Importing data from Kafka to GCS using Dataproc Serverless
Data, a new language spoken by every industry in the modern era.
Q : Why does or how does a data plays an important role in any business?
Ans : Because a data helps you to make decisions, understand the health of your business and drive your business and so forth.
So for this data undergoes various stages during it’s journey in data-pipeline before it forms a meaningful state.
Today we will discuss how we can transfer data from Apache kafka to GCS.
To achieve this we run a dataproc template, on GCP. that’s it, Simple? right. Now let’s take a brief understanding of what all components involved to make and look it simple yet powerful.
Dataproc is a fully managed and highly scalable service for running Apache Hadoop, Spark, Flink, Presto, and 30+ open source tools and frameworks.
Today we will run Apache spark on Dataproc, now let’s see what is Apache Spark.
Apache Spark is an open-source unified analytics engine for large-scale data processing. Spark provides an interface for programming clusters with implicit data parallelism and fault tolerance
So far we defined and understood our processing engine, now let’s take a look at source and destination. Our source is Apache Kafka.
Apache Kafka is a distributed event store and stream-processing platform. It is an open-source system developed by the Apache Software Foundation written in Java and Scala. The project aims to provide a unified, high-throughput, low-latency platform for handling real-time data feeds
And our destination is Google Cloud Storage(GCS)
GCS is a RESTful online file storage web service for storing and accessing data on Google Cloud Platform infrastructure. The service combines the performance and scalability of Google’s cloud with advanced security and sharing capabilities
So to move data from kafka to GCS, just run a template, which is in place already. Dataproc template developed by Google Cloud Platform.
Steps to execute Dataproc Template
1. Clone the Dataproc Templates repository and navigate to java templates folder.
git clone https://github.com/GoogleCloudPlatform/dataproc-templates.git
cd dataproc-templates/java
2. Obtain authentication credentials to submit the job.
gcloud auth application-default login
3. Ensure you have enabled the subnet with Private Google Access. If you are using “default” VPC created by GCP, you will still have to enable private access as below.

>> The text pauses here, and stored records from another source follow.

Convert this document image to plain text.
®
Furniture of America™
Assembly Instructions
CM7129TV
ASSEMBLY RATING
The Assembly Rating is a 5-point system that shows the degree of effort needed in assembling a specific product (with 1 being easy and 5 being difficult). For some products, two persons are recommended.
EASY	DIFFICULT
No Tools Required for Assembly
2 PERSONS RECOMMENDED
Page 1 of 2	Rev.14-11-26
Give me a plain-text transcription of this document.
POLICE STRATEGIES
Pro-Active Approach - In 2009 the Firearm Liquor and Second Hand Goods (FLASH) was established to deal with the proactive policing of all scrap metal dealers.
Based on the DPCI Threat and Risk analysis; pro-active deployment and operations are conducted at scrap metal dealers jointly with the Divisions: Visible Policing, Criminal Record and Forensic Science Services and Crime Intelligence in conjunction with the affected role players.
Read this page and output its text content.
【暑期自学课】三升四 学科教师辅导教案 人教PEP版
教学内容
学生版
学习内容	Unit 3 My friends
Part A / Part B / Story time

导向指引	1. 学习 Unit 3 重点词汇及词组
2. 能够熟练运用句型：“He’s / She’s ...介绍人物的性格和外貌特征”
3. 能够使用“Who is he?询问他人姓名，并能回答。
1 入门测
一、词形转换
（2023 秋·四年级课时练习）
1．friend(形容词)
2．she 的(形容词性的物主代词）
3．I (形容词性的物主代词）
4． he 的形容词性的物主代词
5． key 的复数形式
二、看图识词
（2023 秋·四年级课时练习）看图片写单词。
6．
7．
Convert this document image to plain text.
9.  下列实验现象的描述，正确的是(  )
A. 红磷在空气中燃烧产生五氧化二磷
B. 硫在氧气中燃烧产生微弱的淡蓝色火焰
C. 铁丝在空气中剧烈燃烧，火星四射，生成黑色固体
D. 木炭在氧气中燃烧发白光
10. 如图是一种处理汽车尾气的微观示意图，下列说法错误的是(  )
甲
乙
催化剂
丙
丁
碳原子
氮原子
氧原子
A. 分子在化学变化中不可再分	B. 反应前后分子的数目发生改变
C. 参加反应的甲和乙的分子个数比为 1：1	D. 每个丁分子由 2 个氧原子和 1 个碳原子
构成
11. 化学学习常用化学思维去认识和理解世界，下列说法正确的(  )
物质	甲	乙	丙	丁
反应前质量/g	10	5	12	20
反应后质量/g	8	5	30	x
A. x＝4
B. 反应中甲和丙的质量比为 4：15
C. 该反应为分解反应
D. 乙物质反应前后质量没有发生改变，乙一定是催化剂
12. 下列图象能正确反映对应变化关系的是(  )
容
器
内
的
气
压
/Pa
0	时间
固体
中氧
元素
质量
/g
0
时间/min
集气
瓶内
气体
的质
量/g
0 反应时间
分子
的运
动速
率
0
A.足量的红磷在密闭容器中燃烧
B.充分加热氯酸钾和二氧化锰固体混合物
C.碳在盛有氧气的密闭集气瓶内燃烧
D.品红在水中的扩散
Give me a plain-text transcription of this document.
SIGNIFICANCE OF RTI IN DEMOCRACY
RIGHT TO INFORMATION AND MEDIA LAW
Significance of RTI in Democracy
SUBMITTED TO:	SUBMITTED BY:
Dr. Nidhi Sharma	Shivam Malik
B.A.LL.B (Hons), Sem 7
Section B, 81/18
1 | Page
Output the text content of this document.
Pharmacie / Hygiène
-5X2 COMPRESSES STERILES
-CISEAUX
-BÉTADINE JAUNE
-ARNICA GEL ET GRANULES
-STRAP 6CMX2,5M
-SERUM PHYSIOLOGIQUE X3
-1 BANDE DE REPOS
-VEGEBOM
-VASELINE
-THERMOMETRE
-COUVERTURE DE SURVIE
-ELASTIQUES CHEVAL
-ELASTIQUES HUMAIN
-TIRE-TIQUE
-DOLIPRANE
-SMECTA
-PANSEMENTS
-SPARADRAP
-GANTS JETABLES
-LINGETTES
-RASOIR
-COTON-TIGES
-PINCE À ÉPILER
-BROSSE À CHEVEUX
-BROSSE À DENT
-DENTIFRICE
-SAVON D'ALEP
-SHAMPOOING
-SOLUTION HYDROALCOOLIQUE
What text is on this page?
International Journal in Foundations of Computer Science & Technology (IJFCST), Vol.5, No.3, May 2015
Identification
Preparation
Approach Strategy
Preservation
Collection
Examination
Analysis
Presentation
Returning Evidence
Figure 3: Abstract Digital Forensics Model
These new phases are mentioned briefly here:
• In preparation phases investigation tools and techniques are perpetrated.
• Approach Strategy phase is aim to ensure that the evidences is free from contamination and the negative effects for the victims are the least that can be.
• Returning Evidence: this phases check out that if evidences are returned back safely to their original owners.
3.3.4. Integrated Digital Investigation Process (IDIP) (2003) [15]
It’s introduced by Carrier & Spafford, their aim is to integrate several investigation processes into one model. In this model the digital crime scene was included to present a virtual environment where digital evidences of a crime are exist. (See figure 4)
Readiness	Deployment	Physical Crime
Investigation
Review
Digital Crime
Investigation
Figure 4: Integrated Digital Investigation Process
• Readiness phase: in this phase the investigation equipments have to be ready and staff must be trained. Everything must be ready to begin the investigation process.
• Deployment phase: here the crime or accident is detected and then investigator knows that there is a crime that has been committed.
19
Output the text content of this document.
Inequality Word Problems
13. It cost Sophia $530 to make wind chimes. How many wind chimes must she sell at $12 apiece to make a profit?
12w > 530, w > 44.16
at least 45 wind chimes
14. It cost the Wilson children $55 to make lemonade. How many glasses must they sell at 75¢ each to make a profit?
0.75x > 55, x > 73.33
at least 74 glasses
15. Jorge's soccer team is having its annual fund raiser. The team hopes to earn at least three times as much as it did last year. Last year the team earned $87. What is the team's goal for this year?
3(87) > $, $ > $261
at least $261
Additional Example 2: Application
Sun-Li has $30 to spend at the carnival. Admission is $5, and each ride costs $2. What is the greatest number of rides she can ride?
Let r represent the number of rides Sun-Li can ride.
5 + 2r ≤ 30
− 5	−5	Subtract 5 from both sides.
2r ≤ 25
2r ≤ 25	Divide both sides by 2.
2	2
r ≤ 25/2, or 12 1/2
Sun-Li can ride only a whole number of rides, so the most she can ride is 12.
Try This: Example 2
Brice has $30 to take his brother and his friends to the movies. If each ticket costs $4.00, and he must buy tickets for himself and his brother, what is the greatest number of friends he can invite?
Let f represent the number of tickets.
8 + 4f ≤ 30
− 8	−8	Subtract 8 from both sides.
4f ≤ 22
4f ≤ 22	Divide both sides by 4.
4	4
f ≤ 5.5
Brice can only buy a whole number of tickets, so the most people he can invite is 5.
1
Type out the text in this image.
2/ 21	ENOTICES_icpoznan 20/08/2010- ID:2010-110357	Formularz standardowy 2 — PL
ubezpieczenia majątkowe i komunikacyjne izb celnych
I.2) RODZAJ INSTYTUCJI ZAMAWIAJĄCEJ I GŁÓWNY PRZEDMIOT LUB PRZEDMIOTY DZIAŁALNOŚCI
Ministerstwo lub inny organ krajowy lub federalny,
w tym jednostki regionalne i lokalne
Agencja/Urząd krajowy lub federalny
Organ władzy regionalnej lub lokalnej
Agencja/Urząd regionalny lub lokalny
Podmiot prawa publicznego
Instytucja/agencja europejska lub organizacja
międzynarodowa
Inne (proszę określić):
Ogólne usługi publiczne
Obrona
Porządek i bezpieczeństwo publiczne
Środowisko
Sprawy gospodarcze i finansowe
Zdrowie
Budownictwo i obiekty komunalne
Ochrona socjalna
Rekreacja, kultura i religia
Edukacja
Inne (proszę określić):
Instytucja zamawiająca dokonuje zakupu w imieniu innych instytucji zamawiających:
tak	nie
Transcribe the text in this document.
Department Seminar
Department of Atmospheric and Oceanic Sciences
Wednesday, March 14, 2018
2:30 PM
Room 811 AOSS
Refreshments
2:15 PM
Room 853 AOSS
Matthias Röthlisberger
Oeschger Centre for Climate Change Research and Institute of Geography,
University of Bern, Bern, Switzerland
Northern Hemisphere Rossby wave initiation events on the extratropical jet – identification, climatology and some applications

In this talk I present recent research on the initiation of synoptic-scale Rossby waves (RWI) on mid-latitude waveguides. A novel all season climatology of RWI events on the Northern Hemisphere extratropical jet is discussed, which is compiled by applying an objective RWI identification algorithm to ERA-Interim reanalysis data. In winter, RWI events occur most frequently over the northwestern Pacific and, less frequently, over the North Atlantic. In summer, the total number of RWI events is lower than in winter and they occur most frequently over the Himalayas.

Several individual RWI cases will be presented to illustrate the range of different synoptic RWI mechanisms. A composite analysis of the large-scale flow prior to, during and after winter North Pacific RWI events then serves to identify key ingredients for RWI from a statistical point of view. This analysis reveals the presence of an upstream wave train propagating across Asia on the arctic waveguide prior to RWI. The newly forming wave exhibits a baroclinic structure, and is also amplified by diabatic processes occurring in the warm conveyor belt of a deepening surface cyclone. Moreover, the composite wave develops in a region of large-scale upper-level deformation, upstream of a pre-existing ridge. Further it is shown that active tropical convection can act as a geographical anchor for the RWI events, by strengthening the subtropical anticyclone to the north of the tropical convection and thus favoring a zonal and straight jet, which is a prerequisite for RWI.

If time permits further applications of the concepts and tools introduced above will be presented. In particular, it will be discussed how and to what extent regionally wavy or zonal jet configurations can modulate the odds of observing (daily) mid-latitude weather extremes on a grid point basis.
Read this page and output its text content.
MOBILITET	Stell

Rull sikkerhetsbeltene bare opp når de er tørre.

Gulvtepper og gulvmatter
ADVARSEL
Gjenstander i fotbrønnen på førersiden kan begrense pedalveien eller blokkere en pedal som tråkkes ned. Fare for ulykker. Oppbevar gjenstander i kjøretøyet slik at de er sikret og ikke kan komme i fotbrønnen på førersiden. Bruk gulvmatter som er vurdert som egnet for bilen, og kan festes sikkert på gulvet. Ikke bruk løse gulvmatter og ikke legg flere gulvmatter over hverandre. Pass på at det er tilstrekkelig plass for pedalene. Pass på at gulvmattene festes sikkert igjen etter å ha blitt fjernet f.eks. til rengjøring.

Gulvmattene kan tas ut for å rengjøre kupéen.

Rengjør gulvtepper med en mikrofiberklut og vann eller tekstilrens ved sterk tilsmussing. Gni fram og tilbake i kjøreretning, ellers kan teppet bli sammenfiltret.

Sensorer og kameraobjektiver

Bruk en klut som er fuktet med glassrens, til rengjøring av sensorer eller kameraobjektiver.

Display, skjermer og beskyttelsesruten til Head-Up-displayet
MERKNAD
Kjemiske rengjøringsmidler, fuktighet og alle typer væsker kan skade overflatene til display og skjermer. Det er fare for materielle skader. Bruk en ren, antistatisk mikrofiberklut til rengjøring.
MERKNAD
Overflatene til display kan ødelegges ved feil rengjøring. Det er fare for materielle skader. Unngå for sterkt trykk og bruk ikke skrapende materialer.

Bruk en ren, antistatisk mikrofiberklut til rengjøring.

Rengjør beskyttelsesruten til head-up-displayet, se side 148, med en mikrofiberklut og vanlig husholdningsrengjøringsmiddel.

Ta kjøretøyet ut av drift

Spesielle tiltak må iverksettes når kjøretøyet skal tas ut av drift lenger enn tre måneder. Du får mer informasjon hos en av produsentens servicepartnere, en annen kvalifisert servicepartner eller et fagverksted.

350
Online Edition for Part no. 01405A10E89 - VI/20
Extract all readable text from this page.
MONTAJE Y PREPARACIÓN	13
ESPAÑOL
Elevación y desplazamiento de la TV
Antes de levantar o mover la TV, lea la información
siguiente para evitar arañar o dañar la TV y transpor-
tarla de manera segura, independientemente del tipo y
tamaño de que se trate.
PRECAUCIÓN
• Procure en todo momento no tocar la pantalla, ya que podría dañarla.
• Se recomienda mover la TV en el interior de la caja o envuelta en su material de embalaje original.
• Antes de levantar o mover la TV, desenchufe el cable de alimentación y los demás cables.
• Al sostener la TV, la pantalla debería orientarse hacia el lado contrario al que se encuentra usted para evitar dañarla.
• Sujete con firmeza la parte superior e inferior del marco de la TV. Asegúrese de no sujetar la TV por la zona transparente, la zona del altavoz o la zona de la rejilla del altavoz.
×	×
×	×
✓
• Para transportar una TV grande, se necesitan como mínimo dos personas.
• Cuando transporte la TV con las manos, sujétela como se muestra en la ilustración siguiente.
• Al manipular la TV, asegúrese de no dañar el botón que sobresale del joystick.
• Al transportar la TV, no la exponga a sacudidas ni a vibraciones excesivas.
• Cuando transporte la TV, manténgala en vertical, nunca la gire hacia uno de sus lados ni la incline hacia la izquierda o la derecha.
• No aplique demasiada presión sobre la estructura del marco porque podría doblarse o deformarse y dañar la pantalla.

4. Configure the Dataproc Serverless job by exporting the variables needed for submission —
GCP_PROJECT
: GCP project id to run Dataproc Serverless on
REGION
: Region to run Dataproc Serverless in
GCS_STAGING_LOCATION
: GCS staging bucket location, created in Step 3
SUBNET
: The VPC subnet to run Dataproc Serverless on, if not using the default subnet (format: projects/<project_id>/regions/<region>/subnetworks/<subnetwork>)
HISTORY_SERVER_CLUSTER
: An existing Dataproc cluster to act as a Spark History Server. This property can be used to specify a dedicated server, where you can view the status of running and completed Spark jobs
export GCP_PROJECT=<project_id>
export REGION=<region>
export GCS_STAGING_LOCATION=<gcs-staging-bucket-folder>
export SUBNET=<vpc-subnet>
export HISTORY_SERVER_CLUSER=projects/<project_id>/regions/<region>/clusters/<cluster_name>
6. Now run KafkaToGCS template
sample execution command:
export GCP_PROJECT=dp-test-project
export REGION=us-central1
export SUBNET=test-subnet
export GCS_STAGING_LOCATION=gs://dp-templates-kakfatogcs/stg
export GCS_SCHEMA_FILE=gs://dp-templates-kafkatogcs/schema/msg_schema.json
export GCS_OUTPUT_PATH=gs://dp-templates-kafkatogcs/output/
bin/start.sh \
-- --template KAFKATOGCS \
--templateProperty project.id=$GCP_PROJECT \
--templateProperty kafka.bootstrap.servers=102.1.1.20:9092 \
--templateProperty kafka.topic=events-topic \
--templateProperty kafka.starting.offset=latest \
--templateProperty kafka.schema.url=$GCS_SCHEMA_FILE \
--templateProperty kafka.gcs.await.termination.timeout.ms=1200000 \
--templateProperty kafka.gcs.output.location=$GCS_OUTPUT_PATH \
--templateProperty kafka.gcs.output.format=parquet
More info to run the template
7. Monitor the Spark batch job
After submitting the job, you will be able to view the job in the Dataproc Batch UI. From there, we can view both metrics and logs for the job.